An Evidence-Based, Equitable Assessment for Coordinated Entry
The Matching to Appropriate Placement (MAP) assessment, when administered as part of a Coordinated Entry process, assesses the needs and vulnerabilities of people who are experiencing homelessness. The MAP has been developed by Dr Jack Barile with input from homeless services providers and from people with lived experience. Researchers regularly analyze MAP data from participating Continuums of Care to identify and address any validity, equity or other issues that emerge.
Pathways MISI makes the MAP assessment and MAP Guide available free of charge to any Continuum of Care that would like to use it.
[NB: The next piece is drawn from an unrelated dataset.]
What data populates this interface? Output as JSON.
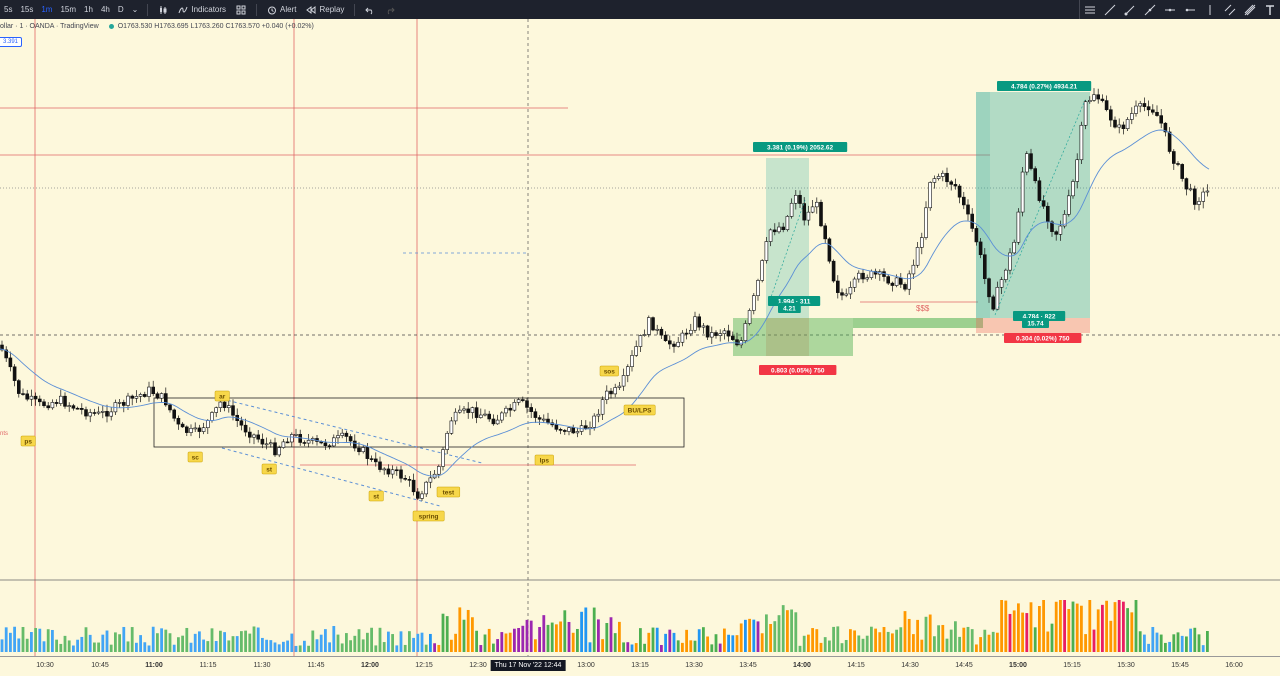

We ask that, in return, participating CoCs periodically share deidentified MAP data with us to ensure that it continues to work as intended.
QUESTIONS & ANSWERS
Is the MAP “evidence based”?
Virtually all the items in the MAP assessment have been drawn from established measures in the literature and are empirically supported based on published studies. They are combined into an overall measure that quantifies unique constructs, or sub measures. These include quality of life or ability, violence exposure, and physical and mental health crisis.
How accurate are MAP scores?
We are committed to continually analyzing MAP data to test the assessment’s reliability, and whether each of the measures scores similar constructs in a similar way. From this analysis, we can see that the internal validity is strong, even though the assessment covers a wide spectrum of topics or ideas.
When we look at the demographic splits among ages and along other major criteria, such as whether they identify as someone in crisis, are a danger to themselves or others, are living on the street, all associations are consistent with the previous literature around subgroup differences among these domains. They are correlated with one another the way you would expect.
Other major domains covered in the assessment – involvement in the criminal justice system, crisis, environment, housing history, violence and abuse – are all factors that are associated with people experiencing homelessness and living unsheltered, and relate to a person’s quality of life. Several published studies have shown that poor quality of life, along with the presence of a chronic health condition, can be a strong predictor of death.
The MAP and Racial Equity
Based on our initial testing of the assessment, we have not identified any racial or ethnic biases associated with the items or the total score. This is an important consideration that we will continue to examine. We believe - and data collected to date bears this out - that by constructing an assessment that considers the full range of lived experiences in combination with validated instruments, we will minimize the chance of unintended consequences associated with its implementation.
Who developed and maintains the MAP?
The MAP was developed by Jack Barile, PhD in collaboration with Pathways MISI and Coordinated Entry leaders from the Montana Continuum of Care Coalition. People with lived experience, including members of the Montana Youth Action Board, reviewed and provided valuable input on draft versions of the MAP.
We encourage Continua of Care that have implemented the MAP in their Coordinated Entry processes to provide suggestions on ways to improve the MAP, and to periodically share deidentified MAP data with Pathways MISI that will be used to measure the assessment's effectiveness.
MAP Copyright and Licensing
Pathways MISI holds the copyright for the MAP, and distributes it under a Creative Commons Attribution - No Derivatives 4.0 International License. CoCs that use the MAP may suggest changes to the assessment, but if they make any changes to the MAP themselves, they must not distribute the modified version. MAP questions 1-4 are based on the Healthy Days population assessment of health-related quality of life, developed by the U.S. Centers for Disease Control. They are in the public domain.